“I have to warn you followers of my blog, no more Xmas cards from me, they will be too expensive,” wrote Bar Standards Board (BSB) chair Baroness Ruth Deech on her most recent blog post.
Deech was writing in response to the announcement that the price of first class stamps is to rise to 60p at the end of this month – an increase of 12p.
Might this extreme budgeting have contributed to a recent BSB report on advocacy standards which some appear to be suggesting has been done on the cheap? Yesterday, legal academic Richard Moorhead became the latest bigshot to lampoon it, labelling the report “crass” and “biased” in the Guardian.
I enjoyed one of Moorhead’s analogies in particular.
“To make matters worse, the survey goes on to support the view that solicitor advocates and the Crown Prosecution Service are the main problem, based on twelve 15-minute interviews. That sample is also dominated by barristers. Imagine Gaby Logan has asked ten Chelsea fans and two others which is the best Premiership team. “Chelsea are perceived as the better Premier League team”, intones Gabby to camera. Even a Chelsea fan would ask: “What was the point of that?”
This isn’t the first time the BSB has come in for criticism this year, with the body memorably failing to prevent a barrister from practising while on bail awaiting sentencing in January – until notified by Legal Cheek.
Meanwhile, in February the BSB provoked students’ ire for allowing wildly differing exam lengths between Bar Professional Training Course (BPTC) providers.

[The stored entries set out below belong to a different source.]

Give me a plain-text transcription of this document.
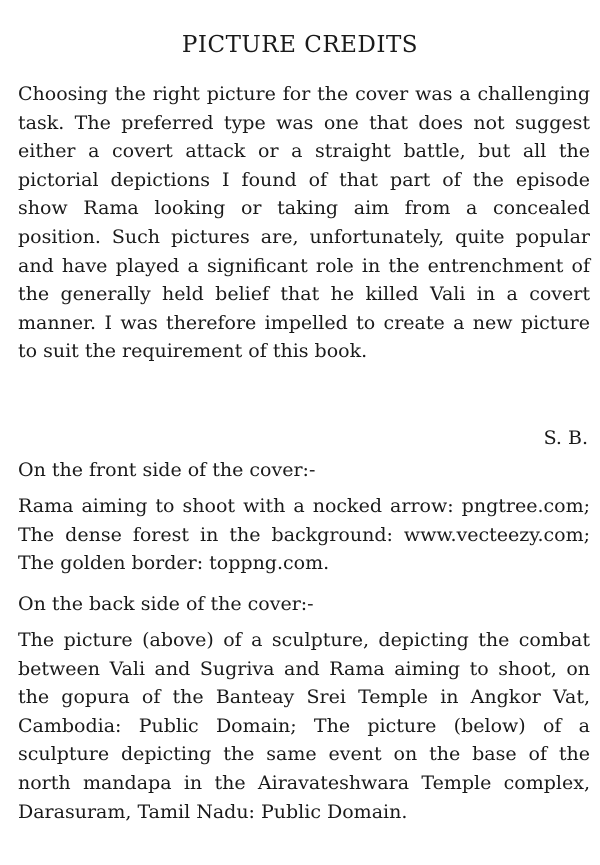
PICTURE CREDITS

Choosing the right picture for the cover was a challenging task. The preferred type was one that does not suggest either a covert attack or a straight battle, but all the pictorial depictions I found of that part of the episode show Rama looking or taking aim from a concealed position. Such pictures are, unfortunately, quite popular and have played a significant role in the entrenchment of the generally held belief that he killed Vali in a covert manner. I was therefore impelled to create a new picture to suit the requirement of this book.

S. B.

On the front side of the cover:-

Rama aiming to shoot with a nocked arrow: pngtree.com; The dense forest in the background: www.vecteezy.com; The golden border: toppng.com.

On the back side of the cover:-

The picture (above) of a sculpture, depicting the combat between Vali and Sugriva and Rama aiming to shoot, on the gopura of the Banteay Srei Temple in Angkor Vat, Cambodia: Public Domain; The picture (below) of a sculpture depicting the same event on the base of the north mandapa in the Airavateshwara Temple complex, Darasuram, Tamil Nadu: Public Domain.
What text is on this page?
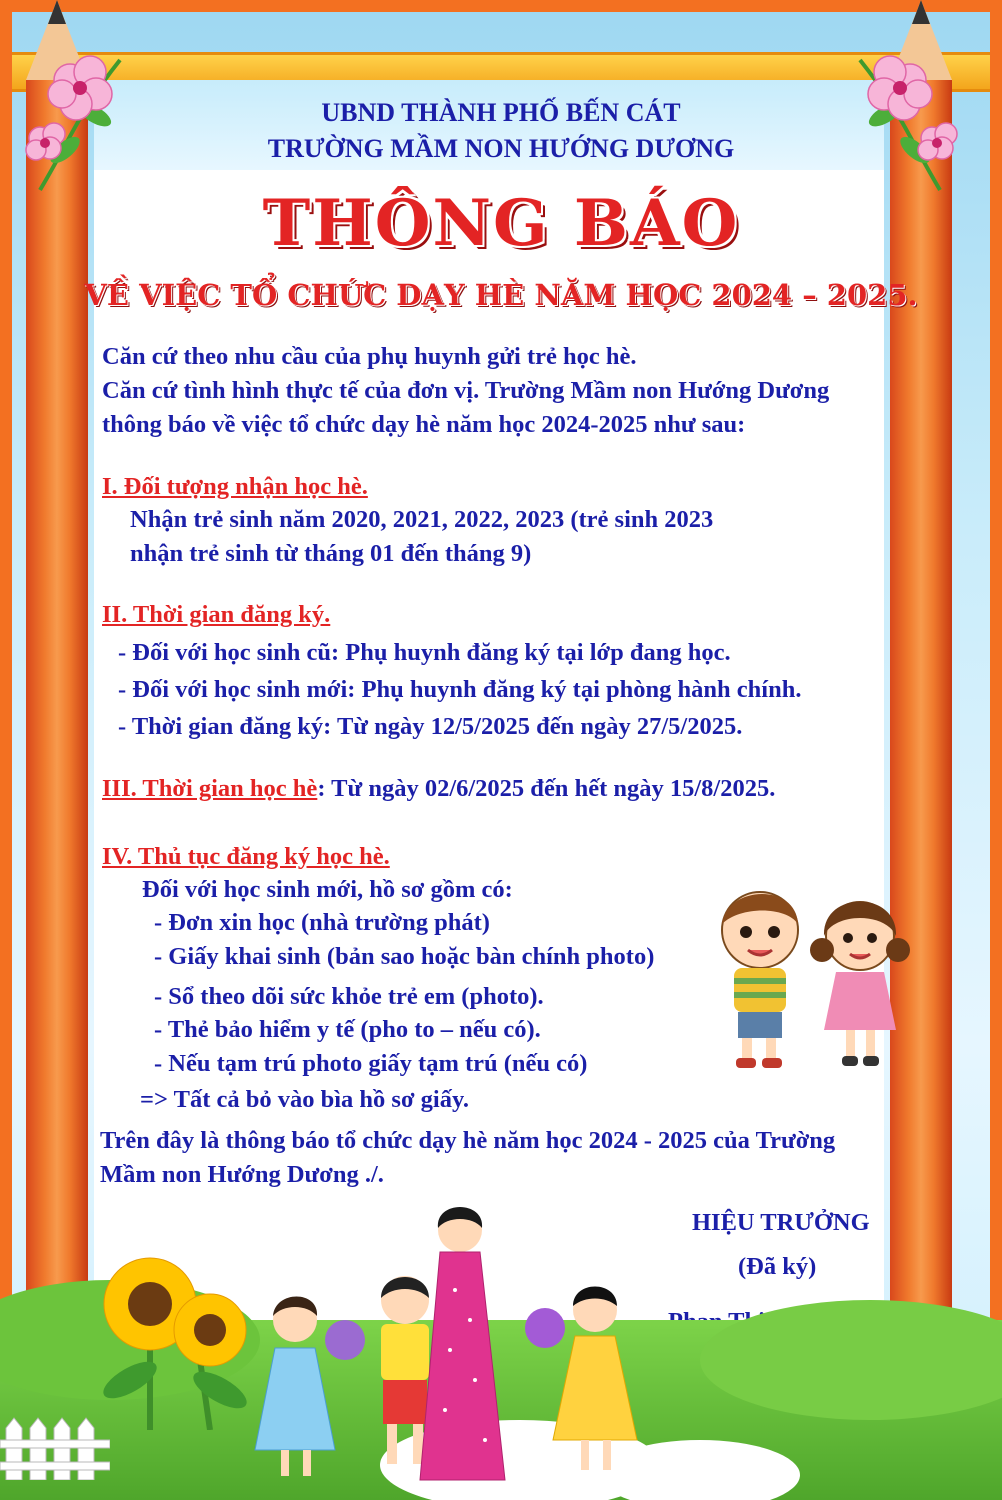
UBND THÀNH PHỐ BẾN CÁT
TRƯỜNG MẦM NON HƯỚNG DƯƠNG
THÔNG BÁO
VỀ VIỆC TỔ CHỨC DẠY HÈ NĂM HỌC 2024 – 2025.
Căn cứ theo nhu cầu của phụ huynh gửi trẻ học hè.
Căn cứ tình hình thực tế của đơn vị. Trường Mầm non Hướng Dương
thông báo về việc tổ chức dạy hè năm học 2024-2025 như sau:
I. Đối tượng nhận học hè.
Nhận trẻ sinh năm 2020, 2021, 2022, 2023 (trẻ sinh 2023
nhận trẻ sinh từ tháng 01 đến tháng 9)
II. Thời gian đăng ký.
- Đối với học sinh cũ: Phụ huynh đăng ký tại lớp đang học.
- Đối với học sinh mới: Phụ huynh đăng ký tại phòng hành chính.
- Thời gian đăng ký: Từ ngày 12/5/2025 đến ngày 27/5/2025.
III. Thời gian học hè: Từ ngày 02/6/2025 đến hết ngày 15/8/2025.
IV. Thủ tục đăng ký học hè.
Đối với học sinh mới, hồ sơ gồm có:
- Đơn xin học (nhà trường phát)
- Giấy khai sinh (bản sao hoặc bàn chính photo)
- Sổ theo dõi sức khỏe trẻ em (photo).
- Thẻ bảo hiểm y tế (pho to – nếu có).
- Nếu tạm trú photo giấy tạm trú (nếu có)
=> Tất cả bỏ vào bìa hồ sơ giấy.
Trên đây là thông báo tổ chức dạy hè năm học 2024 - 2025 của Trường
Mầm non Hướng Dương ./.
HIỆU TRƯỞNG
(Đã ký)
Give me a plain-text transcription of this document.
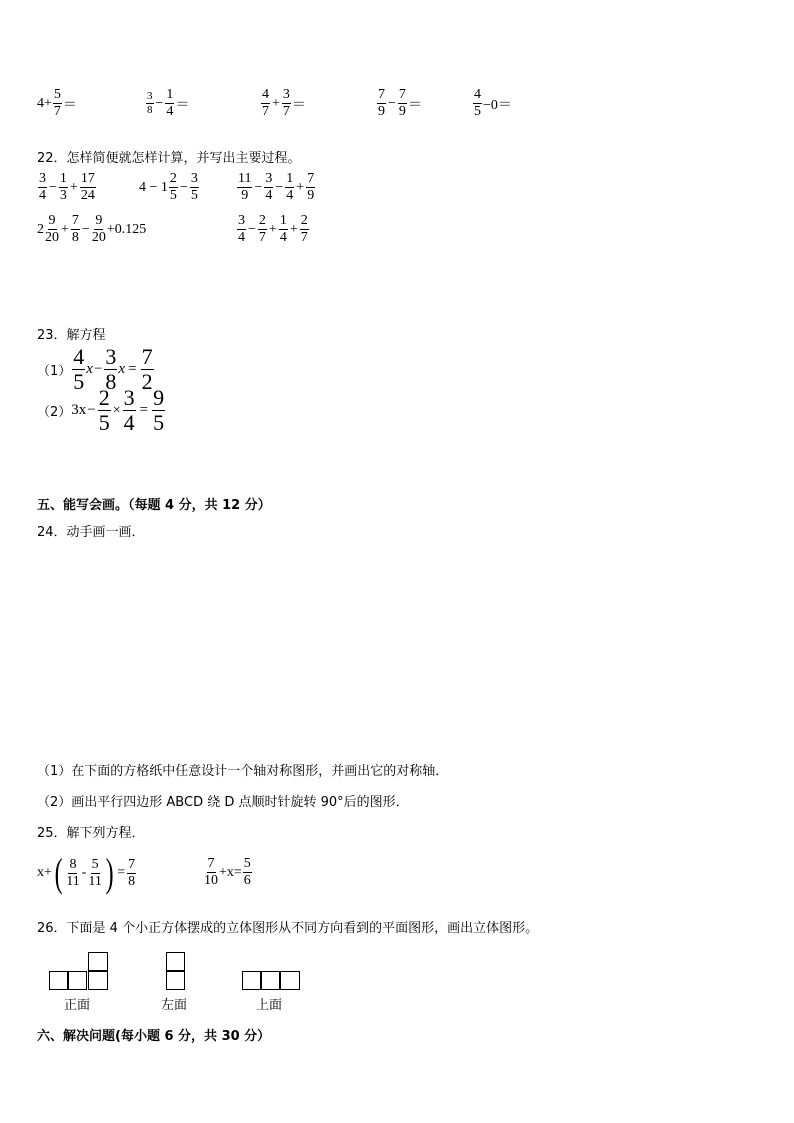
$4+ \frac{5}{7}$ ＝	$\frac{3}{8} - \frac{1}{4}$ ＝	$\frac{4}{7} + \frac{3}{7}$ ＝	$\frac{7}{9} - \frac{7}{9}$ ＝	$\frac{4}{5} -0=$
22．怎样简便就怎样计算，并写出主要过程。
$\frac{3}{4} - \frac{1}{3} + \frac{17}{24}$	$4 - 1 \frac{2}{5} - \frac{3}{5}$	$\frac{11}{9} - \frac{3}{4} - \frac{1}{4} + \frac{7}{9}$
$2 \frac{9}{20} + \frac{7}{8} - \frac{9}{20} +0.125$	$\frac{3}{4} - \frac{2}{7} + \frac{1}{4} + \frac{2}{7}$
23．解方程
$(1) \frac{4}{5}$ $x - \frac{3}{8}$ $x = \frac{7}{2}$
（2） $3x - \frac{2}{5} \times \frac{3}{4} = \frac{9}{5}$
五、能写会画。（每题 4 分，共 12 分）
24．动手画一画．
（1）在下面的方格纸中任意设计一个轴对称图形，并画出它的对称轴．
（2）画出平行四边形 ABCD 绕 D 点顺时针旋转 90°后的图形．
25．解下列方程．
x+ ( $\frac{8}{11} - \frac{5}{11}$ ) = $\frac{7}{8}$	$\frac{7}{10} +x= \frac{5}{6}$
26．下面是 4 个小正方体摆成的立体图形从不同方向看到的平面图形，画出立体图形。
正面	左面	上面
六、解决问题(每小题 6 分，共 30 分）
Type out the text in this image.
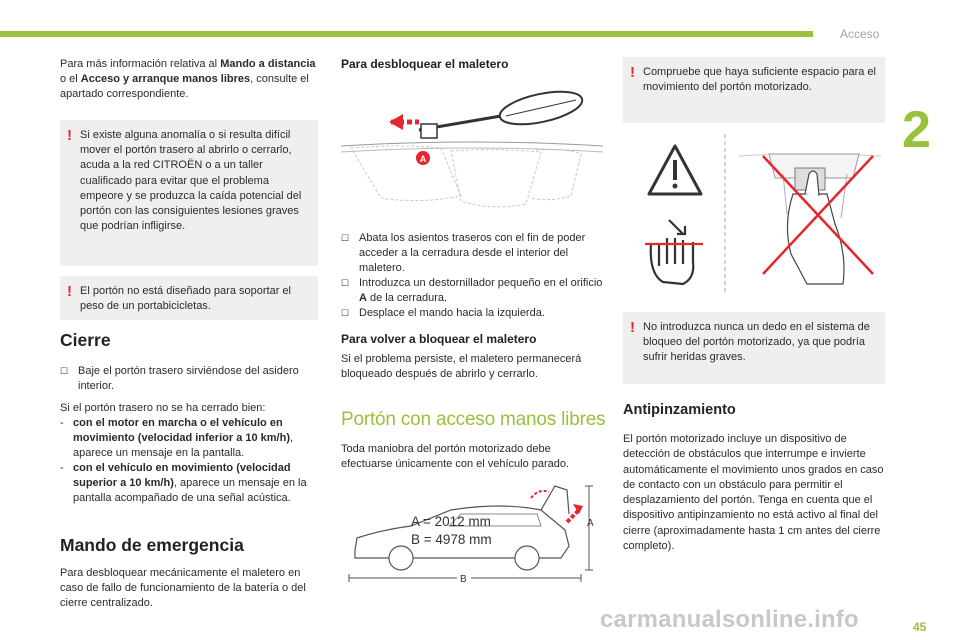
Acceso
2

Para más información relativa al Mando a distancia o el Acceso y arranque manos libres, consulte el apartado correspondiente.

! Si existe alguna anomalía o si resulta difícil mover el portón trasero al abrirlo o cerrarlo, acuda a la red CITROËN o a un taller cualificado para evitar que el problema empeore y se produzca la caída potencial del portón con las consiguientes lesiones graves que podrían infligirse.

! El portón no está diseñado para soportar el peso de un portabicicletas.

Cierre
☐ Baje el portón trasero sirviéndose del asidero interior.

Si el portón trasero no se ha cerrado bien:

- con el motor en marcha o el vehículo en movimiento (velocidad inferior a 10 km/h), aparece un mensaje en la pantalla.
- con el vehículo en movimiento (velocidad superior a 10 km/h), aparece un mensaje en la pantalla acompañado de una señal acústica.
Mando de emergencia

Para desbloquear mecánicamente el maletero en caso de fallo de funcionamiento de la batería o del cierre centralizado.

Para desbloquear el maletero
A
☐ Abata los asientos traseros con el fin de poder acceder a la cerradura desde el interior del maletero.
☐ Introduzca un destornillador pequeño en el orificio A de la cerradura.
☐ Desplace el mando hacia la izquierda.
Para volver a bloquear el maletero

Si el problema persiste, el maletero permanecerá bloqueado después de abrirlo y cerrarlo.

Portón con acceso manos libres

Toda maniobra del portón motorizado debe efectuarse únicamente con el vehículo parado.

A
B
A = 2012 mm
B = 4978 mm
! Compruebe que haya suficiente espacio para el movimiento del portón motorizado.

! No introduzca nunca un dedo en el sistema de bloqueo del portón motorizado, ya que podría sufrir heridas graves.

Antipinzamiento

El portón motorizado incluye un dispositivo de detección de obstáculos que interrumpe e invierte automáticamente el movimiento unos grados en caso de contacto con un obstáculo para permitir el desplazamiento del portón. Tenga en cuenta que el dispositivo antipinzamiento no está activo al final del cierre (aproximadamente hasta 1 cm antes del cierre completo).

carmanualsonline.info	45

And then, of course, is the meal the body has made out of introducing an aptitude test for the Bar Professional Training Course (BPTC) – a process that began in 2009 but still hasn’t happened yet following a series of delays.
But when viewed in the context of the exceptionally trying financial circumstances hinted at by Deech in her blog, these little mishaps are surely forgive-able.
Clearly, the BSB needs some help. That’s why I’m pledging to forgo impulse supermarket check-out purchases until Christmas, and re-direct the small change I’d usually put towards bottom-of-the-range chocolate bars to help the poor Baroness with her Christmas cards.